Benedict Anderson dalam kitabnya berjudul Revolusi Pemuda menceritakan peran pemuda itu dalam revolusi. Ia mencatat peran pemuda dan keikutsertaannya menyuarakan percepatan kemerdekaan dengan berbagai gerakan yang dibangun seperti yang dilakukan kelompok pemuda membentuk sebuah Komite Aliansi Pemuda Indonesia. Aliansi terdiri atas Pemuda Menteng 31, Asrama Indonesia Merdeka, dan Prapatan 10.

Tiap-tiap kelompok diwakili Chaerul Saleh, Wikana dan Darwis. Terbentuknya aliansi itu lalu memicu pembentukan Aliansi Pemuda Indonesia (API) di berbagai penjuru negeri terutama di Pulau Jawa. Dan dari kelompok ini pula letupan pertempuran mula-mula digelorakan menjelang kemerdekaan. Setelah itu menyusul Kongres Pemuda yang diselenggarakan di Bandung pada 16 hingga 18 Mei 1945.
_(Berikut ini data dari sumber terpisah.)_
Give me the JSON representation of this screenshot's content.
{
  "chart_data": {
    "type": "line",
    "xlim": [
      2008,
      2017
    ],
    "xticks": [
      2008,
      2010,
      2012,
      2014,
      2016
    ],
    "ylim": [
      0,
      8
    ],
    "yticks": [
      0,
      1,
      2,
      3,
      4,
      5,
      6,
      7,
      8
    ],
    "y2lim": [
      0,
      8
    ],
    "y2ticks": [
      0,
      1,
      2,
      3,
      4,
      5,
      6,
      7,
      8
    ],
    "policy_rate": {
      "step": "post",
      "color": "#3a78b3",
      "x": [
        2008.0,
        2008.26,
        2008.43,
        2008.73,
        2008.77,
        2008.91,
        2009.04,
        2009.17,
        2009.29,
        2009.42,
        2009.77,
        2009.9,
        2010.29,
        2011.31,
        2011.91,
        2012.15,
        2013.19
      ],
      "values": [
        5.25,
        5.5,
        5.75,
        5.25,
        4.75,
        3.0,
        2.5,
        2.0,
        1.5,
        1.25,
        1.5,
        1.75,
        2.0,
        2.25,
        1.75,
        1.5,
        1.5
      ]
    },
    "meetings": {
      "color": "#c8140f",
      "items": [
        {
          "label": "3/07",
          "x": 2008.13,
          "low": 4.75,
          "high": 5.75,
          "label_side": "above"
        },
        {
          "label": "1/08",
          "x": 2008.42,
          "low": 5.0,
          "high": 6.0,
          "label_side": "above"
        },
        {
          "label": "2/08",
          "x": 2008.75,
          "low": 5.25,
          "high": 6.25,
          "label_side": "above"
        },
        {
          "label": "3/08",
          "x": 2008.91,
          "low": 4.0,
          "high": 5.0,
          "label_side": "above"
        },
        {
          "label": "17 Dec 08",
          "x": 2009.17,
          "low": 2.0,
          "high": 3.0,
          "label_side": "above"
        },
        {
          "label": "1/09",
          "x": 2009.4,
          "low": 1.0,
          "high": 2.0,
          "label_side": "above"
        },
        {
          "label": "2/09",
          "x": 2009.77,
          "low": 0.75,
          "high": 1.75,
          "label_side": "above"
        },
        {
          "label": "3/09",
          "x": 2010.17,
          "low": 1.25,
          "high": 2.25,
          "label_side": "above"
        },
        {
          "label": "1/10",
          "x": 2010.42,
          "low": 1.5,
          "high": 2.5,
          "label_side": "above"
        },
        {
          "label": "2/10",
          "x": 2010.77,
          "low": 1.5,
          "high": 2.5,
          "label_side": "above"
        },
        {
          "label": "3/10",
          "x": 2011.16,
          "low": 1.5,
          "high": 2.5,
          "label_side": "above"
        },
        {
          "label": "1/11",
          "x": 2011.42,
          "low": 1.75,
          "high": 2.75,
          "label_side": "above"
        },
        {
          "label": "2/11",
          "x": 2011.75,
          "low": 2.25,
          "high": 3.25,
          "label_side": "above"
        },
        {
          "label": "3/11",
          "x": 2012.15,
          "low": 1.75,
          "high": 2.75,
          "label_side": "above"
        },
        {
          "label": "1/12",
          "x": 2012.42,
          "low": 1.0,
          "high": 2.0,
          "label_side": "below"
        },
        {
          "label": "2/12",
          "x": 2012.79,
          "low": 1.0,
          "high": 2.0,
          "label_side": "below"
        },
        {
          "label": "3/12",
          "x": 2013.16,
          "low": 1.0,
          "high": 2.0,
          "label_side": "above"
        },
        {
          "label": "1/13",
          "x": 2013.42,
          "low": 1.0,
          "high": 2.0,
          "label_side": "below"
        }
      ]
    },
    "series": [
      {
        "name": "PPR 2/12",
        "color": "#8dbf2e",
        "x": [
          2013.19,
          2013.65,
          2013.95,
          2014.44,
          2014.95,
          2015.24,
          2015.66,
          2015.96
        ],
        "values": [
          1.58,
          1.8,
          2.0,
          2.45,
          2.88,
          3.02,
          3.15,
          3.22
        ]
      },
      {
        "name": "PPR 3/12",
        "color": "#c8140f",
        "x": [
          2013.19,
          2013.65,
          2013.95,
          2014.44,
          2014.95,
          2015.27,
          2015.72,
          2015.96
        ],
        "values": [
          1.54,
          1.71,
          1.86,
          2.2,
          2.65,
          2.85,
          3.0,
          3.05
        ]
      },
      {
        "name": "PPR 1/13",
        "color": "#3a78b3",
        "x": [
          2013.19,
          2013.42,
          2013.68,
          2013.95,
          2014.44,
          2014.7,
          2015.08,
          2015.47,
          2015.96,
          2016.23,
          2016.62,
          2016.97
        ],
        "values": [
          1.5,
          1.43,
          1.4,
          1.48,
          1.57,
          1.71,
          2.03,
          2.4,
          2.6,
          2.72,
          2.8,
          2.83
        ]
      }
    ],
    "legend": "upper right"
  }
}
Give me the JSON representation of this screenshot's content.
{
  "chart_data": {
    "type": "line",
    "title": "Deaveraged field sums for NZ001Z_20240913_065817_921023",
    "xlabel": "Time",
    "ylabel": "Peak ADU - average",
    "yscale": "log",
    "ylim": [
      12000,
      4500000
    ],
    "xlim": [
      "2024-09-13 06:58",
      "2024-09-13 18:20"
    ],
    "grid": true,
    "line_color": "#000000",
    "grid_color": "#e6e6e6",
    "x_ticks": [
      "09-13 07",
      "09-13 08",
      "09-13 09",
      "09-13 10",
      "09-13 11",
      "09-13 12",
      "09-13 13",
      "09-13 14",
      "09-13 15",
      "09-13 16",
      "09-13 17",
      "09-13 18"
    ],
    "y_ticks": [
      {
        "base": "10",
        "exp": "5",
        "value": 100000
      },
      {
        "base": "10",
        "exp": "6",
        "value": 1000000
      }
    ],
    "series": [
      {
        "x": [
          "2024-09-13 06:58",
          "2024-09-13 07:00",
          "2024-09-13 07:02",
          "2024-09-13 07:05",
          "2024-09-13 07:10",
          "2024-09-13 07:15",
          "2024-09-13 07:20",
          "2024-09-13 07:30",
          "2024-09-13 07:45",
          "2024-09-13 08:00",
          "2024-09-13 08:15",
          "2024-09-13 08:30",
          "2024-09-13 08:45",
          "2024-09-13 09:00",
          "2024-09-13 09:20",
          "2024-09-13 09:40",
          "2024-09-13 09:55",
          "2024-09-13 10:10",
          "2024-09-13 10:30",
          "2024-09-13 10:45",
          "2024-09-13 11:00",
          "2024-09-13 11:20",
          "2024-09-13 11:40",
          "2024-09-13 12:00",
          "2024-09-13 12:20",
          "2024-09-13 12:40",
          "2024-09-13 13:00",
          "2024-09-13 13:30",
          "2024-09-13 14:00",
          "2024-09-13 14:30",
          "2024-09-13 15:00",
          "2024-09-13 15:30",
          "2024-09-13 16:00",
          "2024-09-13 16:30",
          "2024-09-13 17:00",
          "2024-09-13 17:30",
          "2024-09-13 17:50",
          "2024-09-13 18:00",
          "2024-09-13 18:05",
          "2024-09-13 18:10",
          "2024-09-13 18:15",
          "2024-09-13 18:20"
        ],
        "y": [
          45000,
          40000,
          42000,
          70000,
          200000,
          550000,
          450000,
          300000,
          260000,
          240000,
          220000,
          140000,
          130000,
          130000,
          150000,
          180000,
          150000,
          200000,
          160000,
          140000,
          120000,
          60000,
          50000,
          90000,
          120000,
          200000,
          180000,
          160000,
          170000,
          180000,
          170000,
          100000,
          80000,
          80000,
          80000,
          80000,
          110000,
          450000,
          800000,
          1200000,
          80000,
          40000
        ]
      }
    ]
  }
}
Kongres itu menghasilkan dua resolusi yaitu seluruh golongan muda harus disatukan dan disentralisasikan di bawah pemimpin tunggal. Kedua, kemerdekaan harus diwujudkan secepat mungkin. Kaum muda karena itu siap mengabdikan tenaga jiwa raga kea rah pengkoordinasian seluruh upaya untuk mencapai tujuan itu: kemerdekaan.

Para pemuda ini lalu mengawali gerakannya dengan merebut tempat-tempat strategis di Jakarta. Aliansi pemuda ini berhasil merebut stasiun radio penyiaran dan stasiun kereta api seperti Jatinegara dan Manggarai. Kedua tempat ini merupakan tempat strategis informasi dan transportasi. Penyerbuan dan pembakaran kantor-kantor pemerintahan Jepang menjadi kegiatan yang terus digerakkan pemuda.

Segera gerakan pemuda itu menyebar ke daerah-daerah di luar Jakarta seperti Bandung, Jawa Barat. Tentara Jepang mencoba melawan. Gerakan pemuda di Bandung berhasil dipatahkan. Tentu saja aksi balas tentara Jepang itu mengagetkan bagi gerakan pemuda di luar Jawa. Mereka lalu belajar dari kenyataan itu. Pemuda di Jawa Tengah, misalnya, belajar dari kegagalan pemuda Jawa Barat menyiapkan berbagai perlengkapan dalam menghadapi perlawanan tentara Jepang.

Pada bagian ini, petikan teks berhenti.